São nove e pouco da noite. Estou quase chegando. Vim a pé do centro. Sempre atenta a tudo que acontece na rua, olhando para longe, como me ensinaram quando vim morar aqui. Um rapaz está vindo na mesma calçada. Caminhando tortinho e carregando umas bolsas. Não parece estar com maldade, apenas alterado. Ocupa toda a largura da calçada com seu zigue-zague. Resolvo contornar pelo asfalto. Já tenho na mira o restaurante da esquina, que tem sempre um segurança na frente, o que me deixo mais tranquila. Escuto um carro se aproximando. Dou uma espiada para ter certeza que ele me viu. Ele reduz a velocidade e para do meu lado, vidro baixado. Dentro do carro, o rapaz tá com arma na mão. “Me dá o teu celular ou te mato agora!” Saio correndo.
Não deu tempo de pensar muito. Mas fui na a direção certa: para trás. Eles não deram a volta. Aquilo foi apenas uma tentativa oportunista. Mais adiante, eles vão achar outra presa. Mesmo assim, sigo correndo até o final da quadra, onde tem um posto de gasolina. Agacho-me na frente da loja de conveniências, na maior indiferença das pessoas que abastecem o seu carro. Recupero o fôlego.
Brasil de 2022. Mentira. Isso é o mundo. O mundo de muitas décadas.
Muito ouvi falar de uma época em que a vida era melhor. Em todo país, as gerações mais velhas comentam sobre uma “idade de ouro”, onde se podia andar na rua, comprar o que se precisava, viver em paz, sem tanta violência. Época(s) variadas de libertação cultural, de ascensão social, de melhoria na qualidade de vida.
Confesso que eu tenho dúvidas sobre essa tese. Acredito que as coisas já foram melhores para alguns, isso sim. Já houve épocas em que a desigualdade global provocava menos efeitos colaterais para quem se beneficiava dela. Mas a verdade é que o sistema sempre se desenvolveu em cima opressão da maioria – aquela maioria que produz o excesso e consome a sobra. A diferença é que essa opressão já foi mais oculta ou, pior, considerada legítima. Os meios usados hoje para seguir “avançando” têm uma propensão maior a fugir do controle. A injeção de armas nas periferias, a hipocrisia do tráfico de drogas, o endividamento dos mais pobres, assim como a própria violência do estado, nos fizeram alcançar um nível de tensão insuportável, obrigando até xs privilegiades a abrir mão do que tinham de mais precioso: a tranquilidade. Como resposta, construímos prédios e condomínios de “luxo” em toda a cidade, oferecendo um mais complexo esquema de segurança do que devia tinha o rei da França em Versalhes. Enquanto isso, em pessoas não brancas, se chega atirando, sem dar tempo de correr, assim como aconteceu há poucos dias na aldeia Guarani Kaiowá de Amambai, assim como acontece frequentemente nas maiores metrópoles do mundo.

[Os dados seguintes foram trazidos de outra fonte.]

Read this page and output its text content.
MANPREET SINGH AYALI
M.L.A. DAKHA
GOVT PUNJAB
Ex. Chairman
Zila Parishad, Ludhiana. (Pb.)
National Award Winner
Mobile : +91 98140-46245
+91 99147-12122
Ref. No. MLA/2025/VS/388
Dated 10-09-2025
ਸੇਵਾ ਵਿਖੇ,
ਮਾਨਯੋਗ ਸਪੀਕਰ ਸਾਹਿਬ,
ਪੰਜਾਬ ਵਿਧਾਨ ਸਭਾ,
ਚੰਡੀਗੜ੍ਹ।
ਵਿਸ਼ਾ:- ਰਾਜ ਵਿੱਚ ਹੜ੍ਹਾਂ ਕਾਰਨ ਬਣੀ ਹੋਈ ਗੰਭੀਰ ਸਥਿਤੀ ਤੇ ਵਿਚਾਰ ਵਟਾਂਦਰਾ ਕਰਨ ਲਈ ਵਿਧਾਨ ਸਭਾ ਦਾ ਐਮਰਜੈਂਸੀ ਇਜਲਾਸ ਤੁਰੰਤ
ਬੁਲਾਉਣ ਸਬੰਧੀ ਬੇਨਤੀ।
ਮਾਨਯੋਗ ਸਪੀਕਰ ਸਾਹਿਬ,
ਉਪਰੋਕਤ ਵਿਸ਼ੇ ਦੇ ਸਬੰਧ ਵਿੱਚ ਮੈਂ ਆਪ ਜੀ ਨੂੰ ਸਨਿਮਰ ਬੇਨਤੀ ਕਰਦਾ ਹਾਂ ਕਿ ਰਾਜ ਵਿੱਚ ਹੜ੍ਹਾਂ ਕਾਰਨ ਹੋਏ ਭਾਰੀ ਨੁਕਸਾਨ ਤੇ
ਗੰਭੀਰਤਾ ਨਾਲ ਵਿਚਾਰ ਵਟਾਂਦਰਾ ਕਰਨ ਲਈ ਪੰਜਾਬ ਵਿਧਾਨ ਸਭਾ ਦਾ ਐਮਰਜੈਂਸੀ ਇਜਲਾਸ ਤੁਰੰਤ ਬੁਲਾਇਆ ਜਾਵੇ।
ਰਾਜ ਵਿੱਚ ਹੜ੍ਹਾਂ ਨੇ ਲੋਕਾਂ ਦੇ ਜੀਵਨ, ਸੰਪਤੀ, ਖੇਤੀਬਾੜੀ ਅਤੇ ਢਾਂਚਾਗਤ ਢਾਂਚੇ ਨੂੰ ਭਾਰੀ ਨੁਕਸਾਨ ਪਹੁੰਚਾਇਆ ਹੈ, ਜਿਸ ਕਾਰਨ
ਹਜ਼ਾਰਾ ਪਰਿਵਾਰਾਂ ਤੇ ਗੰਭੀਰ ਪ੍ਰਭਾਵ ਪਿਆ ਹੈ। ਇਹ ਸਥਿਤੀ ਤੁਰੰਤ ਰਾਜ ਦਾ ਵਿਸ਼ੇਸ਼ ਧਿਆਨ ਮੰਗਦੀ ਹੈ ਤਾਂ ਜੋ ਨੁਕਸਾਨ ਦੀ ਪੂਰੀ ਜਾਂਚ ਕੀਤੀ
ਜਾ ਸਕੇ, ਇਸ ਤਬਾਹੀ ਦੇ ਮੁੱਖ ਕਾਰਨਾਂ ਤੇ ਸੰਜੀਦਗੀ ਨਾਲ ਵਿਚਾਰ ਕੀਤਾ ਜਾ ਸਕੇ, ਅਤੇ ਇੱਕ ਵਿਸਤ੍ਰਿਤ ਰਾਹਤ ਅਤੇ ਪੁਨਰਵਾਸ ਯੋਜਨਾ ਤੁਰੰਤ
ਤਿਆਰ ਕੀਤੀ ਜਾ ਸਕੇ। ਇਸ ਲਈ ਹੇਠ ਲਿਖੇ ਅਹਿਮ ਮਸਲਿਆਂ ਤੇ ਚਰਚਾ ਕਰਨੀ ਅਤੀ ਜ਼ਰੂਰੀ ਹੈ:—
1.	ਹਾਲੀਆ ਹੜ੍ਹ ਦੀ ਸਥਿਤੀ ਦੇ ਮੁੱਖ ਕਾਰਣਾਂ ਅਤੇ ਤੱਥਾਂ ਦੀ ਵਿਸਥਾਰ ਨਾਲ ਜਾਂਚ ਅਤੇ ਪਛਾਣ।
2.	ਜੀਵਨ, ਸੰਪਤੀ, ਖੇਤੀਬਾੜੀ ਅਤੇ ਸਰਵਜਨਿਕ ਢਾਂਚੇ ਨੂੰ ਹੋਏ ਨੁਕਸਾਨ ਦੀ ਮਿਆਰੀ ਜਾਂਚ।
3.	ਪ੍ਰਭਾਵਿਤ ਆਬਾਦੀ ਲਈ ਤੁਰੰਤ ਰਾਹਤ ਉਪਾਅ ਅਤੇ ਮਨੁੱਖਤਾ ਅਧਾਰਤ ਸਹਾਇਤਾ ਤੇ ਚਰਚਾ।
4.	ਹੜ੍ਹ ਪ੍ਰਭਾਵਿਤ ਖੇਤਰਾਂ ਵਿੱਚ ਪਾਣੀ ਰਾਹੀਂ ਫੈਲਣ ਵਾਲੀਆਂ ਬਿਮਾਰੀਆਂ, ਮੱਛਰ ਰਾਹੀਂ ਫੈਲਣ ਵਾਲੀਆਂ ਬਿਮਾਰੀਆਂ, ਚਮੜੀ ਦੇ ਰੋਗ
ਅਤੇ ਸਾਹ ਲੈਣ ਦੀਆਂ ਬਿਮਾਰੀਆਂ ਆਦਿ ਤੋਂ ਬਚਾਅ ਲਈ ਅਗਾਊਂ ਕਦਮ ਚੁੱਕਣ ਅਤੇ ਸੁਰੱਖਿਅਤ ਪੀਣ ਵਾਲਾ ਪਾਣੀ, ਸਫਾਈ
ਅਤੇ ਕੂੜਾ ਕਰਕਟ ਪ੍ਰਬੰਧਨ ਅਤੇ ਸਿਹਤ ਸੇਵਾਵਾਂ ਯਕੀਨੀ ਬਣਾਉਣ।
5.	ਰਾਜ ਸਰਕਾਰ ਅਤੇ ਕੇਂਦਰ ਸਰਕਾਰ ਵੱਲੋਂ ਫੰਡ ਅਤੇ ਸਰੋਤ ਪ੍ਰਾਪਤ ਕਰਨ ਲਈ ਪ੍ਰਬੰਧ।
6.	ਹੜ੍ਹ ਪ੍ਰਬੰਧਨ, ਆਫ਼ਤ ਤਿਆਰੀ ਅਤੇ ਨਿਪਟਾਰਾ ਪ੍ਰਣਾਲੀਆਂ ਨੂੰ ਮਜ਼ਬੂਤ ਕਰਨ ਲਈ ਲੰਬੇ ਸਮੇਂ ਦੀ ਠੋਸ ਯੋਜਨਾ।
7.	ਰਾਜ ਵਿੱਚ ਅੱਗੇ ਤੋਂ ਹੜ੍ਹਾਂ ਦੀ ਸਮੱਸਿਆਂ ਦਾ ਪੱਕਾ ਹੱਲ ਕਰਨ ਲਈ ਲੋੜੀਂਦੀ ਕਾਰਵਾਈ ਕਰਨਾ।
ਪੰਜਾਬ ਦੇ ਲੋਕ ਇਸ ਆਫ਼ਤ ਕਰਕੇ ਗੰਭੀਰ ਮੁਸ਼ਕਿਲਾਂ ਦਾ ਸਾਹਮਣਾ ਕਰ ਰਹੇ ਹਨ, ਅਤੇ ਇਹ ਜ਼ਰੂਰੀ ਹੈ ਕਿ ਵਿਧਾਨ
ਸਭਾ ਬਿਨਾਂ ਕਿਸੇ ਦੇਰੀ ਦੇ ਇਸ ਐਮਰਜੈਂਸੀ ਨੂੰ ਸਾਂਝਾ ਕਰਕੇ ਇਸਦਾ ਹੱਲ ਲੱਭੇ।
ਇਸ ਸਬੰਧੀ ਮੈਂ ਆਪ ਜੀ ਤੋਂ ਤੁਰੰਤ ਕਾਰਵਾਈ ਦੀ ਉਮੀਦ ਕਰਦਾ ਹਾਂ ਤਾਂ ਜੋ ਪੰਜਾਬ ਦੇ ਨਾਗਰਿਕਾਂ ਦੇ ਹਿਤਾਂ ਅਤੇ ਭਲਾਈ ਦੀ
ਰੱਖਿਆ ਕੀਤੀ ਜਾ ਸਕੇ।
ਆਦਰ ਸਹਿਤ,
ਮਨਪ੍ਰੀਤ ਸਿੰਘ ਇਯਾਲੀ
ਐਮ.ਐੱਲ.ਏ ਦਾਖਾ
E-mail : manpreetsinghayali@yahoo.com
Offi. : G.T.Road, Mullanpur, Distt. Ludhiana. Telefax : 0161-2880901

Não existe sequer uma ilusão de paz, como se podia ter antes, em certas classes e certas épocas. Vivemos no medo para não enxergar a raiz do problema: o nosso estilo de vida não poderia se sustentar de forma justa e humanizada, sem exploração de pessoas, sem extrativismo irresponsável, sem violência escancarada.
Não dá para seguir nessa correnteza. Sei que sair correndo não é a melhor das opções. No caso, foi apenas a mais intuitiva. Diga-se de passagem, se eu fosse um homem negro, chegando correndo daquele jeito no posto de gasolina, como reagiriam as pessoas? E se eu estivesse de salto ou vestido? Nem daria para correr! São muitas formas de opressão, numa sociedade onde a distribuição dos recursos que servem para se defender também não é feita à toa.
Do alto dos meus privilégios, eu gostaria de ser mais proativa. De estar cheia de propostas para salvar o planeta e a humanidade, de ser a pessoa santa que chega no assaltante e diz com carinho: “Meu bem, não faça isso…” Mas não. Eu só saio correndo. Saio correndo, como eu tento fugir do lugar que me foi atribuído nesse mundo polarizado. Sem inspiração. E na indiferença de quem segue pondo gasolina no seu carro.